Il redoutait d’avouer son homosexualité à son épouse: mais Yu Hu ne s’attendait pas à être interné de force dans un hôpital psychiatrique censé «guérir» sa «maladie». Un cas pourtant loin d’être isolé en Chine, où prospèrent les thérapies «de conversion», malgré des poursuites judiciaires et le combat de militants.
La femme de M. Yu a rapidement accepté de divorcer, mais la propre famille du jeune homme a refusé d’entendre ses raisons. Elle l’a fait emmener par du personnel médical qui l’a jeté dans une camionnette avant de le sangler sur un lit d’hôpital. Pendant 19 jours, en octobre dernier, Yu Hu a dû absorber un cocktail de pilules destinées à «corriger» son orientation sexuelle. Des employés menaçaient de le frapper s’il refusait de les ingérer, a-t-il raconté.
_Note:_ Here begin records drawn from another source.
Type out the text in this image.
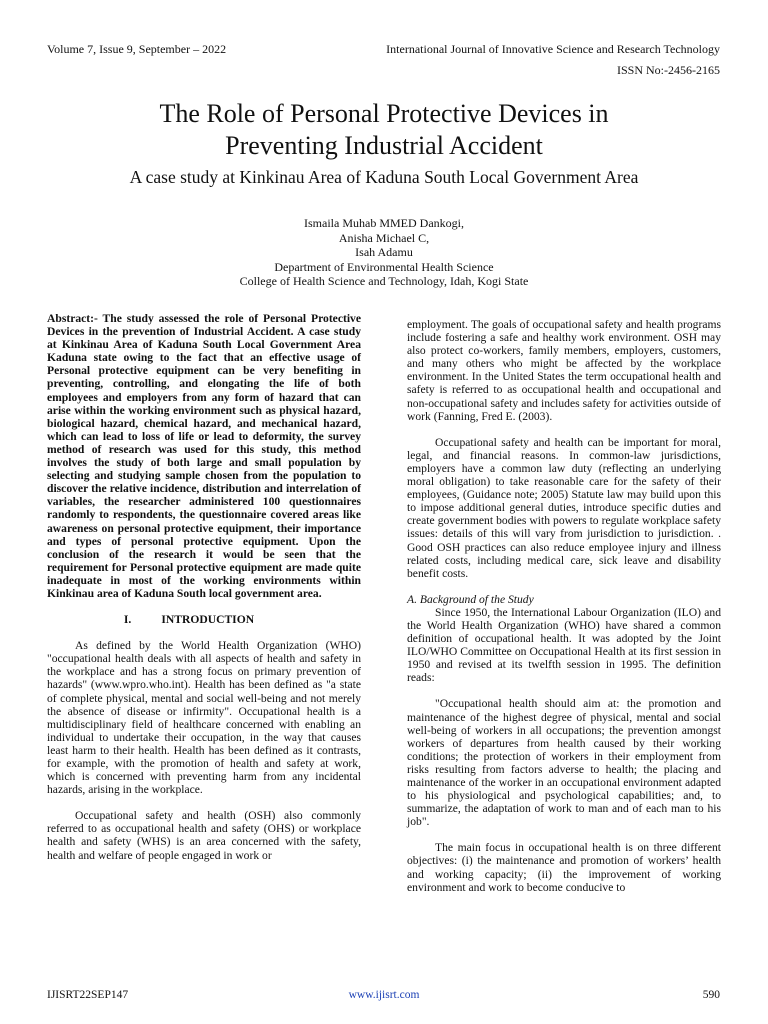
Volume 7, Issue 9, September – 2022	International Journal of Innovative Science and Research Technology
ISSN No:-2456-2165
The Role of Personal Protective Devices in
Preventing Industrial Accident
A case study at Kinkinau Area of Kaduna South Local Government Area
Ismaila Muhab MMED Dankogi,
Anisha Michael C,
Isah Adamu
Department of Environmental Health Science
College of Health Science and Technology, Idah, Kogi State

Abstract:- The study assessed the role of Personal Protective Devices in the prevention of Industrial Accident. A case study at Kinkinau Area of Kaduna South Local Government Area Kaduna state owing to the fact that an effective usage of Personal protective equipment can be very benefiting in preventing, controlling, and elongating the life of both employees and employers from any form of hazard that can arise within the working environment such as physical hazard, biological hazard, chemical hazard, and mechanical hazard, which can lead to loss of life or lead to deformity, the survey method of research was used for this study, this method involves the study of both large and small population by selecting and studying sample chosen from the population to discover the relative incidence, distribution and interrelation of variables, the researcher administered 100 questionnaires randomly to respondents, the questionnaire covered areas like awareness on personal protective equipment, their importance and types of personal protective equipment. Upon the conclusion of the research it would be seen that the requirement for Personal protective equipment are made quite inadequate in most of the working environments within Kinkinau area of Kaduna South local government area.

I.	INTRODUCTION

As defined by the World Health Organization (WHO) "occupational health deals with all aspects of health and safety in the workplace and has a strong focus on primary prevention of hazards" (www.wpro.who.int). Health has been defined as "a state of complete physical, mental and social well-being and not merely the absence of disease or infirmity". Occupational health is a multidisciplinary field of healthcare concerned with enabling an individual to undertake their occupation, in the way that causes least harm to their health. Health has been defined as it contrasts, for example, with the promotion of health and safety at work, which is concerned with preventing harm from any incidental hazards, arising in the workplace.

Occupational safety and health (OSH) also commonly referred to as occupational health and safety (OHS) or workplace health and safety (WHS) is an area concerned with the safety, health and welfare of people engaged in work or

employment. The goals of occupational safety and health programs include fostering a safe and healthy work environment. OSH may also protect co-workers, family members, employers, customers, and many others who might be affected by the workplace environment. In the United States the term occupational health and safety is referred to as occupational health and occupational and non-occupational safety and includes safety for activities outside of work (Fanning, Fred E. (2003).

Occupational safety and health can be important for moral, legal, and financial reasons. In common-law jurisdictions, employers have a common law duty (reflecting an underlying moral obligation) to take reasonable care for the safety of their employees, (Guidance note; 2005) Statute law may build upon this to impose additional general duties, introduce specific duties and create government bodies with powers to regulate workplace safety issues: details of this will vary from jurisdiction to jurisdiction. . Good OSH practices can also reduce employee injury and illness related costs, including medical care, sick leave and disability benefit costs.

A. Background of the Study

Since 1950, the International Labour Organization (ILO) and the World Health Organization (WHO) have shared a common definition of occupational health. It was adopted by the Joint ILO/WHO Committee on Occupational Health at its first session in 1950 and revised at its twelfth session in 1995. The definition reads:

"Occupational health should aim at: the promotion and maintenance of the highest degree of physical, mental and social well-being of workers in all occupations; the prevention amongst workers of departures from health caused by their working conditions; the protection of workers in their employment from risks resulting from factors adverse to health; the placing and maintenance of the worker in an occupational environment adapted to his physiological and psychological capabilities; and, to summarize, the adaptation of work to man and of each man to his job".

The main focus in occupational health is on three different objectives: (i) the maintenance and promotion of workers’ health and working capacity; (ii) the improvement of working environment and work to become conducive to

IJISRT22SEP147	www.ijisrt.com	590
Le Chinois de 32 ans a été libéré seulement lorsque son petit ami et des militants ont contacté la police de la province du Henan (centre), où il était séquestré. Yu Hu a engagé des poursuites et l’affaire –dernière en date où des «thérapies de conversion» sont examinées– sera entendue mercredi par un tribunal. La Chine a retiré en 2001 l’homosexualité de sa liste des maladies mentales. Au fil des ans, les «camarades» (surnom des homosexuels) sont devenus mieux acceptés, surtout parmi les jeunes citadins.
Ils font cependant toujours l’objet de discriminations et de pressions familiales: souvent enfants uniques, ils sont nombreux à se résigner au mariage pour répondre aux aspirations de leurs parents et leur donner un petit-enfant.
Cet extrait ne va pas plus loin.